Не дала она им, конечно, ничего, кроме материнского поцелуя да легкого подзатыльника.

Но всё-таки после этого нашлась она что варить. Брюковки или там или свеколки мороженой, но, как сейчас помнит, сварила.

Сыновья были разные: беленькие, черненькие, каштановые. И появился один рыжий. Его привезли из блокады. Он вытягивал шею и ловил воздух ртом. Но потом, когда он поймал, надышался, ему сказали:

– Еды у нас не очень много, но тебя-то, дистрофика, накормить хватит. Ешь!

И он стал есть и съел сколько мог.

– Наелся? – спросили его.

– Наелся…

– Ну, теперь утрись, да пойди, отдохни.

Он отдохнул, но потом снова почувствовал признаки голода. И подумал было пойти об этом сказать. Но ему стало совестно. Он знал, что еды осталось немного, и не смогут ему всю скормить.

Тогда он подумал, что раз еды мало, то всё равно на всех не хватит и от неё никто не станет сыт. Но ему было совестно.

Тогда он подумал, что если встать ночью и съесть ту еду, то вовсе никто не узнает. Но ему было совестно.

И тогда он пошел.

Он разбудил двух дистрофиков, чтобы не так было страшно, и сказал им, что у него есть еда. Дистрофики при этом моментально вскочили, так как спали и видели еду во сне.

Они вдвоём держали веревку хилыми своими руками, а он, обвязавшись ею, спустился вниз. Там, в холодке, на шнурах, чтобы не достичь было крысам, висели две военные колбасы.

Тогда он сломал одну и стал есть, а сверху на него глядели дистрофики, упрашивая большими глазами о колбасе. Он, не переставая есть, кинул им кусок, но в отверстие не попал, и кусок шлепнулся в пыль. Он скоро почувствовал, что колбаса была очень соленой. И ему захотелось пить. Рядом стояли бутылки с хлопковым маслом. И он пил, задрав голову, а сверху смотрели большими глазами дистрофики, умоляя о масле и о колбасе.

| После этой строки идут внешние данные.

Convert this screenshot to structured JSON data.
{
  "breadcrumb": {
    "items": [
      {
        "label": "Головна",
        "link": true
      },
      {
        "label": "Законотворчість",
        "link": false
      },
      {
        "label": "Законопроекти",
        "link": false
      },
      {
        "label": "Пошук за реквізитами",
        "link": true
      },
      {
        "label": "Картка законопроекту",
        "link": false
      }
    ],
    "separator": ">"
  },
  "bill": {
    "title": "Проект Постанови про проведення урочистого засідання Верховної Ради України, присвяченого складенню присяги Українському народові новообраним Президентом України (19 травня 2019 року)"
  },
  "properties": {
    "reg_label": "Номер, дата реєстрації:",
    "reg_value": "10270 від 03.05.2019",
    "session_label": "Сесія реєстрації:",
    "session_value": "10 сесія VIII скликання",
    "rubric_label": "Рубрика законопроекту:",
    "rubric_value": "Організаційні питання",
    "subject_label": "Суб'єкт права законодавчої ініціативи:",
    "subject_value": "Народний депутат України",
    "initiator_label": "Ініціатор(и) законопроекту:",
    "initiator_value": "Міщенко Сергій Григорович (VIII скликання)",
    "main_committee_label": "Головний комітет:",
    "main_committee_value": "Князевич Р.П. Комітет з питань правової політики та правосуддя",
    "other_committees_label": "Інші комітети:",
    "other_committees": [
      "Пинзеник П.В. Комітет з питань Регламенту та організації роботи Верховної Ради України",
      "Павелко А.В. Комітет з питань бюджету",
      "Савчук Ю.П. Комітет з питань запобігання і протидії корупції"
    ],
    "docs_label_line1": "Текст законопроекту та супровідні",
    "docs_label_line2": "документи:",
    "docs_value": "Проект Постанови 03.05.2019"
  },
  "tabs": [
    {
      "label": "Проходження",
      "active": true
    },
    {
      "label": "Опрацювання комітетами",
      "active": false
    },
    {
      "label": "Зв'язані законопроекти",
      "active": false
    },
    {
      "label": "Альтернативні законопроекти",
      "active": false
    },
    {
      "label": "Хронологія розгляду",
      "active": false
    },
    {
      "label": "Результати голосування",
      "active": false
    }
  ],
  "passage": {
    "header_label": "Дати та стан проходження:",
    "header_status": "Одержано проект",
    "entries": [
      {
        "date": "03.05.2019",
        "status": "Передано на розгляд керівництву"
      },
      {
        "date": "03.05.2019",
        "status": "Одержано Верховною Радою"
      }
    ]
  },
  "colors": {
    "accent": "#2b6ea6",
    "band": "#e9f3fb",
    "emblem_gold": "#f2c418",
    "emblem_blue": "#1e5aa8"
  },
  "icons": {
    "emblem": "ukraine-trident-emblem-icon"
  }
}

Он сунул кусок колбасы за пазуху и приказал им, чтобы вытаскивали, и они потянули веревку изо всех сил. Но известно из каких-то законов физики, что двум дистрофикам одного не поднять. Когда он понял это, он стал просить, чтобы они хоть спустили ему воды. Но они, не желая без колбасы быть виноватыми, бросили веревку и побежали на тонких ногах.

Утром его нашли с запекшимися губами и стали промывать изнутри и снаружи. Он был жив, раз вытягивал шею и ловил воздух ртом.

– Наелся? – спросили его.

Он прошептал:

– Наелся…

– Ну, теперь утрись и пойди, отдохни.

Это ему сказали блокадники: три брата Бурштейны, Валя Андреева, Зоя Лаврова и другие.

А Антонина погладила его по рыжей стриженой голове, потому что и это был ее сын.

В Варшаве, когда умолкли дойры и она встала, сияющая, около рампы, ей устроили бурную овацию и вручили диплом. Но это спустя много лет после того, как она осталась под тёмным ташкентским небом одна, с братишкой Фархадом.

В Москве её, тоненькую, юную, со множеством блестящих косичек, приветствовала молодежь всего мира. Но это потом, а сначала она взяла Фархада, своего несмышленыша, за руку, и они пошли в детский дом.